De acordo com o MPSP, auditores fiscais da Secretaria da Fazenda e Planejamento de São Paulo manipulavam processos administrativos tributários para beneficiar empresas do setor varejista, entre elas a Ultrafarma, em troca de vantagens indevidas. Parte dos valores teria sido repassada por meio de empresas ligadas a familiares de servidores públicos.
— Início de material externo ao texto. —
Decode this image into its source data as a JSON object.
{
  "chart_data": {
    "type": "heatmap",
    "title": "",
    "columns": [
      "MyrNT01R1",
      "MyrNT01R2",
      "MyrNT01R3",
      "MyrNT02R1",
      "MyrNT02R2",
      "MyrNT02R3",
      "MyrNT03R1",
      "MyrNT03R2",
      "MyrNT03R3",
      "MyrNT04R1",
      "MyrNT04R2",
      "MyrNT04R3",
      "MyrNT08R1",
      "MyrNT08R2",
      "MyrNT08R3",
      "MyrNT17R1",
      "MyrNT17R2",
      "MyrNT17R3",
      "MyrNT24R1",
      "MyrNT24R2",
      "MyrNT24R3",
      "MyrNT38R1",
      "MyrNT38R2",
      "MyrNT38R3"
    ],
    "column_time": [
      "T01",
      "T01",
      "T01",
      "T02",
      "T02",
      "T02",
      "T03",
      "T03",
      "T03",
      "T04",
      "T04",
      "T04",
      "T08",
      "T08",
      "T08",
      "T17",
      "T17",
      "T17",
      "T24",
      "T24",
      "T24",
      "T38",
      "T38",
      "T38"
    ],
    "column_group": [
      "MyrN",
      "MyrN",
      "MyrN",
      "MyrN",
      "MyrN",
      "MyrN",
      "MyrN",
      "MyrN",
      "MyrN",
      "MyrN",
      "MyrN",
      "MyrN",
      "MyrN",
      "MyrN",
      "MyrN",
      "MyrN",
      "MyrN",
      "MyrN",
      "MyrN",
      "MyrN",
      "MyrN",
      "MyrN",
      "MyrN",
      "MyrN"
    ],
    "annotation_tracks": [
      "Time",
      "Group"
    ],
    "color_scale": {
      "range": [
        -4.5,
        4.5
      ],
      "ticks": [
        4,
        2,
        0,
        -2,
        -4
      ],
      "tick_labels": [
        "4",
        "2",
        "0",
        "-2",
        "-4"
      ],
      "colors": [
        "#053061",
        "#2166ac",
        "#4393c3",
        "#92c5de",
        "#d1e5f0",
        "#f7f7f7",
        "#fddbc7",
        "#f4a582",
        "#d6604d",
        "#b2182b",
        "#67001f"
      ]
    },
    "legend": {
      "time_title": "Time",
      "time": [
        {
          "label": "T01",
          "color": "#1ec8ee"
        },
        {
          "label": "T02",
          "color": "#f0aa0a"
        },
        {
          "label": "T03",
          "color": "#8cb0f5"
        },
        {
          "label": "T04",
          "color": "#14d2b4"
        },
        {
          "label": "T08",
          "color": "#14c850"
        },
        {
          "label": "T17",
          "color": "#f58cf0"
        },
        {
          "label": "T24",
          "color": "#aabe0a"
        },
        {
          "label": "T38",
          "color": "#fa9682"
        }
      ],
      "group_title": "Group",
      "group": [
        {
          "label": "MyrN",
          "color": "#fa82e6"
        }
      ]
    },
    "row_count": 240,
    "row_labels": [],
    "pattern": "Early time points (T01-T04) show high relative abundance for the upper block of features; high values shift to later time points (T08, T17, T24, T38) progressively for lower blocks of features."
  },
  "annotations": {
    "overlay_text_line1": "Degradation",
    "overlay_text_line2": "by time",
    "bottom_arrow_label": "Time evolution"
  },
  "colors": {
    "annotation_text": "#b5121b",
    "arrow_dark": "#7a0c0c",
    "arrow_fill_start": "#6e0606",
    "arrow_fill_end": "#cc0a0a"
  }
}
Além de Sidney Oliveira, também foram presos Mário Otávio Gomes, diretor estatutário do grupo Fast Shop, e um auditor fiscal da Sefaz-SP. A operação cumpriu mandados de prisão e de busca e apreensão em residências e sedes empresariais.
Os investigados poderão responder por corrupção ativa e passiva, organização criminosa e lavagem de dinheiro. A Justiça também determinou a apreensão de bens e documentos para aprofundar as apurações.
Conhecido nacionalmente pelas campanhas publicitárias e pelo pioneirismo na venda online de medicamentos genéricos, Sidney Oliveira construiu a Ultrafarma a partir de 2000, transformando-a em uma das maiores farmácias virtuais do país. Agora, sua imagem e a da empresa enfrentam um dos maiores desafios já registrados em sua trajetória.